Dear All,
I’m pretty set on having an MRI. I was wondering whether others have had ?
Thank you 😊
Dear All,
I’m pretty set on having an MRI. I was wondering whether others have had ?
Thank you 😊
Thank you for replying,
I hope your results were fine. I’m not concerned about the actual procedure is just like to know how if there is a brain in there and how it’s fairing - sometimes I do wonder.
Yes I've had 2 brain mri' one including the upper cervical. I naively thought this my spine but neck. Akso a ct scan on my brain.
Good to rule out bleeds ect
Mine had lesions on and raised t3
Inflammation and so on that scared the life out of me as the Gp wouldnt comment. . In the end the wait was so long to get it explained by a neurologist I paid for a neurologist to read it and explain.
They said all with normal limits for someone my age.
So biggies ruled out.
I thought it would tell me more . I think it csn as waiting for a neuro opthalmologis appointment and they want the original scan and not the report.
This was very efficient and wad very impressed by the nhs radiologist dept. A disc was sent. 9 months ago.

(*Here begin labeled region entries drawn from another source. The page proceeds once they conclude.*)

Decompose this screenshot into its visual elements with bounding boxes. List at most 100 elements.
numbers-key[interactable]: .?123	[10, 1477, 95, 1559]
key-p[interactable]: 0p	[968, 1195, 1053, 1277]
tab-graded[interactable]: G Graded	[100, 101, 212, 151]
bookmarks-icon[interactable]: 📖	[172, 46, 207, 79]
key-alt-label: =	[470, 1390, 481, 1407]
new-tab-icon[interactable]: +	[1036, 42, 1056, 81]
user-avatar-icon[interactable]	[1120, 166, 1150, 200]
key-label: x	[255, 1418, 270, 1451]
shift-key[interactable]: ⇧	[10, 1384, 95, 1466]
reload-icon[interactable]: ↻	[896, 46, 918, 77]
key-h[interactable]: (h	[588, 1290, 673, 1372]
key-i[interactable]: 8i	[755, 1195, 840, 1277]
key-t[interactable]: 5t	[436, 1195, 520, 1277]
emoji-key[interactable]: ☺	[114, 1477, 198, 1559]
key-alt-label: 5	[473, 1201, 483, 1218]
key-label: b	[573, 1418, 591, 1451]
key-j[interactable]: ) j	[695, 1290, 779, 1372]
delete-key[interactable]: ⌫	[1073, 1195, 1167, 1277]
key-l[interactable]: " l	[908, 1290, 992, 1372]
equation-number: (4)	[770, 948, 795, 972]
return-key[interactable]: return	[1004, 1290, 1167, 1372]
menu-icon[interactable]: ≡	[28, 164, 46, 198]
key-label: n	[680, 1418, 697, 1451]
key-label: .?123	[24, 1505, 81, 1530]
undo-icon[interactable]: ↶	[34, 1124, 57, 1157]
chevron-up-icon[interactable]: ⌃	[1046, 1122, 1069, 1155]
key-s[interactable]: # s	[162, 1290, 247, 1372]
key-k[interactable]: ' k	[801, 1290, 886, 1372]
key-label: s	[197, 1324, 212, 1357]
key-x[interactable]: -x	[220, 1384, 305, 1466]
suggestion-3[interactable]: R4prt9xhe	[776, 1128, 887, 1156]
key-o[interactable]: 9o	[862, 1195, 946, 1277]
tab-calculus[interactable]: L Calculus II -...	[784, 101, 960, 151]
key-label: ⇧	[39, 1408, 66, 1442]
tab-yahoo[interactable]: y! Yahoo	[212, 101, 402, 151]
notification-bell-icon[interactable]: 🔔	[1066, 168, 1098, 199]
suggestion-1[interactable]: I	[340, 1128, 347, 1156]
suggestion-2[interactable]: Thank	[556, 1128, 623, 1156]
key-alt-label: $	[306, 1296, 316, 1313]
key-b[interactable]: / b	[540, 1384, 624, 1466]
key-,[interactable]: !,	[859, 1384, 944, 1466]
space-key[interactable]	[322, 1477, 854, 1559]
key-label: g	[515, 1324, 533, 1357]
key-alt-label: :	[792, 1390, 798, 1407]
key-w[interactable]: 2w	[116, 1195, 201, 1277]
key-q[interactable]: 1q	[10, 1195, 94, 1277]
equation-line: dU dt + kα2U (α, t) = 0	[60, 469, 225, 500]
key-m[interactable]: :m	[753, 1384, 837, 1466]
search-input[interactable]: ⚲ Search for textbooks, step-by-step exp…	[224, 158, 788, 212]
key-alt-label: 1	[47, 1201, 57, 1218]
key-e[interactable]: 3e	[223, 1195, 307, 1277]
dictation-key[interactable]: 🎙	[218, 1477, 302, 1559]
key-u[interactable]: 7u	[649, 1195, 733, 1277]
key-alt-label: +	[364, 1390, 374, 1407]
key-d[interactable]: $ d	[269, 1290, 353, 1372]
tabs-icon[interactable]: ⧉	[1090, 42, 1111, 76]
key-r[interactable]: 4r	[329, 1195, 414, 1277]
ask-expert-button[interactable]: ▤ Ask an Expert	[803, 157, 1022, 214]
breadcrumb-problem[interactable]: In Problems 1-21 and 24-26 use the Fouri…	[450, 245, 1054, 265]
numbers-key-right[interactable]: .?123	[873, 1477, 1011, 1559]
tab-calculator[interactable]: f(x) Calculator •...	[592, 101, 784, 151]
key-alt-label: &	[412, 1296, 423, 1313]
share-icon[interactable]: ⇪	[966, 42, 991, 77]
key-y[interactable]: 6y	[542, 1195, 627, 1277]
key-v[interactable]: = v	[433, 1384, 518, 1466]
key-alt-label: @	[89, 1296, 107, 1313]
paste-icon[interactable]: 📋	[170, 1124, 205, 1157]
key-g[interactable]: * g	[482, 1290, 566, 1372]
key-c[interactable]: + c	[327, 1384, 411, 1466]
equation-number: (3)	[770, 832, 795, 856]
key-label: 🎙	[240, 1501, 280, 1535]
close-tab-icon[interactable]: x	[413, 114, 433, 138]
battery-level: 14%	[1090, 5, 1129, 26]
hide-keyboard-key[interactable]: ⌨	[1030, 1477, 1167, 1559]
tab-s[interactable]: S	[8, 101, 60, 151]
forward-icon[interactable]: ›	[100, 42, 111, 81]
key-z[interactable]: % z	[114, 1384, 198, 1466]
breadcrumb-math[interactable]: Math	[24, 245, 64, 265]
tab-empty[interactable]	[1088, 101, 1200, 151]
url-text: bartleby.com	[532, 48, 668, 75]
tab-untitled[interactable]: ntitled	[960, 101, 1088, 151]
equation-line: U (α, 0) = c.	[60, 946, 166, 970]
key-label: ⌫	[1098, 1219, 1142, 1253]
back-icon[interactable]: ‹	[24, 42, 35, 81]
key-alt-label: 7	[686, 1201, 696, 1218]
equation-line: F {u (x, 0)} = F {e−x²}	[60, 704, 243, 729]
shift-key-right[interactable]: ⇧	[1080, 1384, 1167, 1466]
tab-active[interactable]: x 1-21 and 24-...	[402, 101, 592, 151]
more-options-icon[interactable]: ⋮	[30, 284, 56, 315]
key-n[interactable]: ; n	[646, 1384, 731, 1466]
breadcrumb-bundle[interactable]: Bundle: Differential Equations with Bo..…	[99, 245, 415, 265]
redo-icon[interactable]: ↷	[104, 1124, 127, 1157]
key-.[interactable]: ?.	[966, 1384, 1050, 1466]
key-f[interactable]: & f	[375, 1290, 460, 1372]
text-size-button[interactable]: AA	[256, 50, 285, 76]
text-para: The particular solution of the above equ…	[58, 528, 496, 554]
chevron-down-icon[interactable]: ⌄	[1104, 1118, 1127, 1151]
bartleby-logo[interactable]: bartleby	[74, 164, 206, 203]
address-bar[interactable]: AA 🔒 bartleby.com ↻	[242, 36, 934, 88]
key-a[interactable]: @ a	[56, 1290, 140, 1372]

So expect a wait for appointment to explain your mri scan
Yup, I've had two. One was a PET/MRI looking to see if my Neuroendocrine Cancer had spread (it hadn't) and one looking at my head to see if there was an obvious cause of my fourth cranial nerve palsy (there wasn't).

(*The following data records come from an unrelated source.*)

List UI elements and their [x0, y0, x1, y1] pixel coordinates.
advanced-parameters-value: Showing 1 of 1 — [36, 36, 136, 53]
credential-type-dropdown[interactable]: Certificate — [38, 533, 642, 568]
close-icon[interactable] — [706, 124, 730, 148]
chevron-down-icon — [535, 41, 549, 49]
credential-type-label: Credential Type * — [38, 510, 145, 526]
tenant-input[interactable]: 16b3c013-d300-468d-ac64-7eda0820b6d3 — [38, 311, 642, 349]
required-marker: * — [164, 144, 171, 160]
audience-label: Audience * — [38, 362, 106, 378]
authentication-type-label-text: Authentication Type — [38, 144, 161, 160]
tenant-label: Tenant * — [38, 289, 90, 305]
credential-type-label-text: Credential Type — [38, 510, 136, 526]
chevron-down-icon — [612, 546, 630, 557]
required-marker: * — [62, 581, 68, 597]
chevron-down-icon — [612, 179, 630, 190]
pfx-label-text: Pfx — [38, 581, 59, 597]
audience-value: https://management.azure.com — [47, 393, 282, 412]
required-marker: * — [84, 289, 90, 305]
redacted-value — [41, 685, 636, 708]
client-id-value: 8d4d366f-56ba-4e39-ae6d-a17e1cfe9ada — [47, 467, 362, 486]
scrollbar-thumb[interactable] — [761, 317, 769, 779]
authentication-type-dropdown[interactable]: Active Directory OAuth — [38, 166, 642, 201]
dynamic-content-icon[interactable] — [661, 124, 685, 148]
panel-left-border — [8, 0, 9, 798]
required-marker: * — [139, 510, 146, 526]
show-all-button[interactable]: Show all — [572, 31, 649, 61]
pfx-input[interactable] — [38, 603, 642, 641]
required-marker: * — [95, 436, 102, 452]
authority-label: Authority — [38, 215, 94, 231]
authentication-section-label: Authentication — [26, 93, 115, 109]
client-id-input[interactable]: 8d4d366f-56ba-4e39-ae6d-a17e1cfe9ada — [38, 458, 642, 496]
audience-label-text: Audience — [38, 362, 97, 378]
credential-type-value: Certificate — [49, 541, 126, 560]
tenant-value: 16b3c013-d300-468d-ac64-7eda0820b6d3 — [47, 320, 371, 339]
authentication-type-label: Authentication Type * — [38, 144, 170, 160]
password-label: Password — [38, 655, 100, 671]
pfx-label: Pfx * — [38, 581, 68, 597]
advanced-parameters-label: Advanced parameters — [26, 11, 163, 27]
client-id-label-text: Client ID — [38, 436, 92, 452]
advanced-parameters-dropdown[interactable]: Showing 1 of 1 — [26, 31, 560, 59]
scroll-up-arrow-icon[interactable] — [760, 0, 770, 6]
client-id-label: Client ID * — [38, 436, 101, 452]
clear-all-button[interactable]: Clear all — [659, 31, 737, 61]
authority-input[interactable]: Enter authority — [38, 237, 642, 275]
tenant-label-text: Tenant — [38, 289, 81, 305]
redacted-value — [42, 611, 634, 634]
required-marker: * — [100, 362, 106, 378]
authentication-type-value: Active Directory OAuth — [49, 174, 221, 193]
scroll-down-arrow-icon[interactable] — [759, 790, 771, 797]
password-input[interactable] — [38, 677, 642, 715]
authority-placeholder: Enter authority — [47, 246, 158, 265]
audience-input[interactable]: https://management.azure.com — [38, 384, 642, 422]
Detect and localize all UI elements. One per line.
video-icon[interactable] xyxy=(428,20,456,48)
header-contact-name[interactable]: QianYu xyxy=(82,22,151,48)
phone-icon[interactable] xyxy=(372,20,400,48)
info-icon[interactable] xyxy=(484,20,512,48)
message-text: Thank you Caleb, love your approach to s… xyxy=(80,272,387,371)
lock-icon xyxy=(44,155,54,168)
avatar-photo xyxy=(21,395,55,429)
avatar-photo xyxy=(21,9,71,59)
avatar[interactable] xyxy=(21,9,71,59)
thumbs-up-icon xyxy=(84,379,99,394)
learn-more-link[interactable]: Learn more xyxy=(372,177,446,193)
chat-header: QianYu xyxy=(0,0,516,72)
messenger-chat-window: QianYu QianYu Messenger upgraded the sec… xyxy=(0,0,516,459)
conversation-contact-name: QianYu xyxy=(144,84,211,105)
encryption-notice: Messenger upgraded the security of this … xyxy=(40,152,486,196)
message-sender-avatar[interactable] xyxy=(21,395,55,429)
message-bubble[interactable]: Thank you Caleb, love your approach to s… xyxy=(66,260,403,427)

What are they looking for?
I made a video of my PET/MRI. The coloured bits are from the PET scan showing where the radioactive DOTATATE was located in my body. Cool!
Wow I found that fascinating to watch. Thanks for posting. That’s good about NETs and shame they didn’t find a cause for the palsy..
Gosh, I asked a private neuro 2 years ago for one as had very pronounced symptoms of vitamin B deficiency/MS. (Diagnosis of fibromyalgia) but certain events got in the way.
I’d like to know about lesions and since April this year I have experienced ‘lightning strike’ headaches (excruciating) and TMJ which is pretty ouch.